International technical standards organization

The Internet Protocol for Smart Objects (IPSO) Alliance was an international technical standards organization promoting the Internet Protocol (IP) for what it calls "smart object" communications. The IPSO Alliance was a non-profit organization founded in 2008 with members from technology, communications and energy companies. The Alliance advocated for IP networked devices in energy, consumer, healthcare, and industrial uses. On 27 March 2018, the IPSO Alliance merged with the Open Mobile Alliance (OMA) to form OMA SpecWorks.

==Description==
Smart objects are data structures in constrained devices. They are used to manage the device and the device's data. Constrained devices in turn are small computers (microcontrollers) with a sensor or actuator and a communication device, such as thermostats, car engines, light switches, and industrial machinery. Smart objects represent the state, data, etc. of the device (device management) and the state, data, etc., of the sensors and actuators (data management). Smart objects are often simple; that is, their data structures are simple with a number of fixed operations. Due to their low cost, simple smart objects enable a wide range of uses formerly impossible due to cost considerations. These include areas such as home automation, building automation, factory monitoring, smart cities, structural health management systems, smart grid and energy management, and transport.

The IPSO Alliance promotes the Internet of things. The layered architecture of IP provides a high level of flexibility, innovation, and accelerates the adoption of network-connected devices, often referred to as the Internet of things.

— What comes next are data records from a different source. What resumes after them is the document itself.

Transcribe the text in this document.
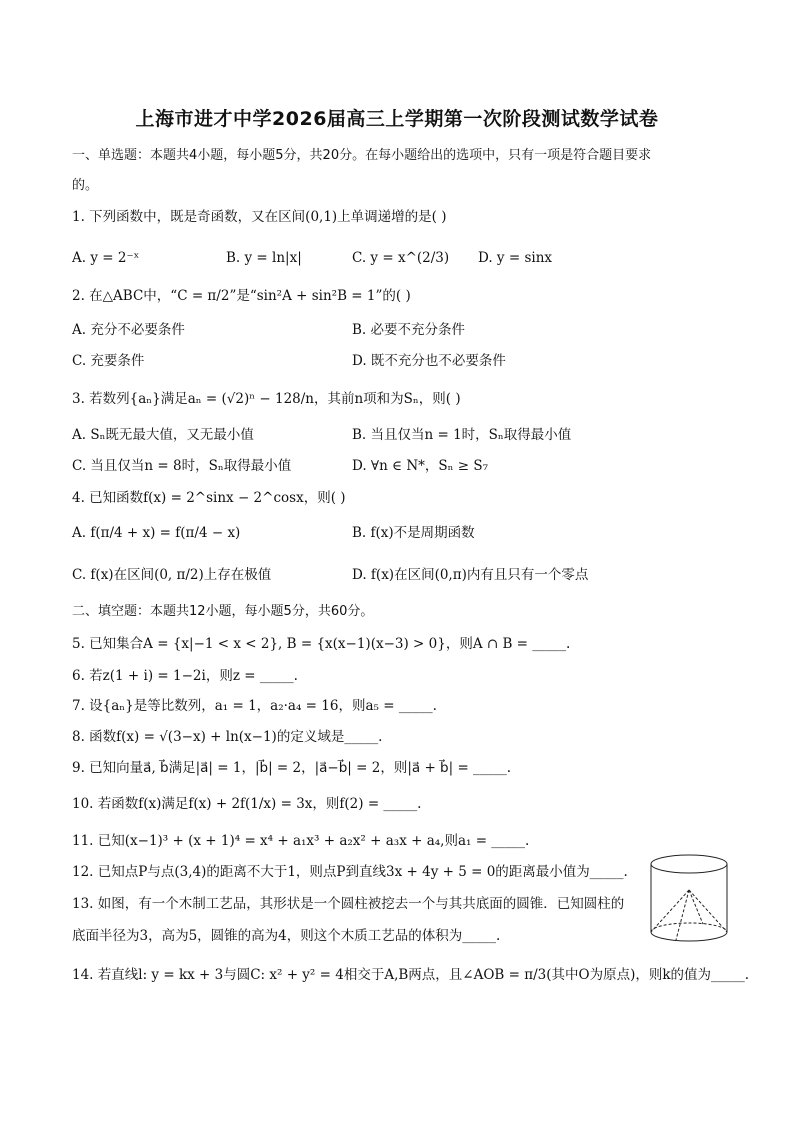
上海市进才中学2026届高三上学期第一次阶段测试数学试卷
一、单选题：本题共4小题，每小题5分，共20分。在每小题给出的选项中，只有一项是符合题目要求
的。
1. 下列函数中，既是奇函数，又在区间(0,1)上单调递增的是( )
A. y = 2⁻ˣ	B. y = ln|x|	C. y = x^(2/3) D. y = sinx
2. 在△ABC中，“C = π/2”是“sin²A + sin²B = 1”的( )
A. 充分不必要条件	B. 必要不充分条件
C. 充要条件	D. 既不充分也不必要条件
3. 若数列{aₙ}满足aₙ = (√2)ⁿ − 128/n，其前n项和为Sₙ，则( )
A. Sₙ既无最大值，又无最小值	B. 当且仅当n = 1时，Sₙ取得最小值
C. 当且仅当n = 8时，Sₙ取得最小值	D. ∀n ∈ N*，Sₙ ≥ S₇
4. 已知函数f(x) = 2^sinx − 2^cosx，则( )
A. f(π/4 + x) = f(π/4 − x)	B. f(x)不是周期函数
C. f(x)在区间(0, π/2)上存在极值	D. f(x)在区间(0,π)内有且只有一个零点
二、填空题：本题共12小题，每小题5分，共60分。
5. 已知集合A = {x|−1 < x < 2}, B = {x(x−1)(x−3) > 0}，则A ∩ B = _____.
6. 若z(1 + i) = 1−2i，则z = _____.
7. 设{aₙ}是等比数列，a₁ = 1，a₂·a₄ = 16，则a₅ = _____.
8. 函数f(x) = √(3−x) + ln(x−1)的定义域是_____.
9. 已知向量a⃗, b⃗满足|a⃗| = 1，|b⃗| = 2，|a⃗−b⃗| = 2，则|a⃗ + b⃗| = _____.
10. 若函数f(x)满足f(x) + 2f(1/x) = 3x，则f(2) = _____.
11. 已知(x−1)³ + (x + 1)⁴ = x⁴ + a₁x³ + a₂x² + a₃x + a₄,则a₁ = _____.
12. 已知点P与点(3,4)的距离不大于1，则点P到直线3x + 4y + 5 = 0的距离最小值为_____.
13. 如图，有一个木制工艺品，其形状是一个圆柱被挖去一个与其共底面的圆锥．已知圆柱的
底面半径为3，高为5，圆锥的高为4，则这个木质工艺品的体积为_____.
14. 若直线l: y = kx + 3与圆C: x² + y² = 4相交于A,B两点，且∠AOB = π/3(其中O为原点)，则k的值为_____.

IPSO offered webinars, interoperability events, white papers publication, and complemented the work of entities such as the Internet Engineering Task Force (IETF), the Institute of Electrical and Electronics Engineers (IEEE), the European Telecommunications Standards Institute (ETSI) and the ISA, all of which develop and ratify technical standards in the industrial community.

On 15 February 2013, the Alliance announced its IPSO Challenge 2013 competition to showcase the use of the Internet Protocol (IP) in sensor, control, and M2M applications enabling the Internet of things (IOT). The first round of judging closed on 5 April 2013. The top three finalists went to Sensors Expo in Chicago on 6 June 2013 to present their prototype or product, where the winner, Redwire Consulting of Boston for their Energy Current Harvesting device was announced. Runners up included CMD Microdevices of Colorado and ViBrain Solutions of Murcia, Spain.

In August 2012 In conjunction with IETF 84 in Vancouver, British Columbia, IPSO hosted an Internet of things interoperability demonstration using the IPv6 and Web standards for machine-to-machine (M2M) devices and cloud services in connected home, building automation, lighting and smart energy-related uses. The Alliance also participated in the Bits-N-Bites Open House, showcasing NXP's smart light bulb, Proto6's motion sensor, and the Ericsson/Sensinode in-home sensors.

In June 2012, to observe World IPv6 Launch Day, the IPSO Alliance enabled its website for IPv6.

In March 2012, IPSO Alliance teamed with European Telecommunications Standards Institute (ETSI) to assemble companies to validate understanding of the Constrained Application Protocol (CoAP) base specification under development by IETF, and test protocol implementation interoperability and conformance. Test results provided to both the IETF and Internet of things (IoT) communities to enhance the quality of these developing standards. This event was organized in cooperation with the Probe-IT project, held in Paris, France, on 24–25 March 2012 and was co-located with IETF 83

In September 2011, IPSO published its first quarterly newsletter.

In June 2011, IPSO announced interoperability testing

In May 2010, ZigBee Alliance and IPv6 Forum formed strategic relationships with the IPSO Alliance to speed adoption of IP networked smart objects.

In April 2010, IPSO conducted a series of successful interoperability tests with several independent implementations of RPL and of 6LoWPAN-HC.

In November 2008, Time magazine listed the IPSO Alliance and the Internet of things as the 30th most important innovation of 2008.

On 15 October 2008, members of the IPSO Alliance released uIPv6, the world's smallest IPv6 stack.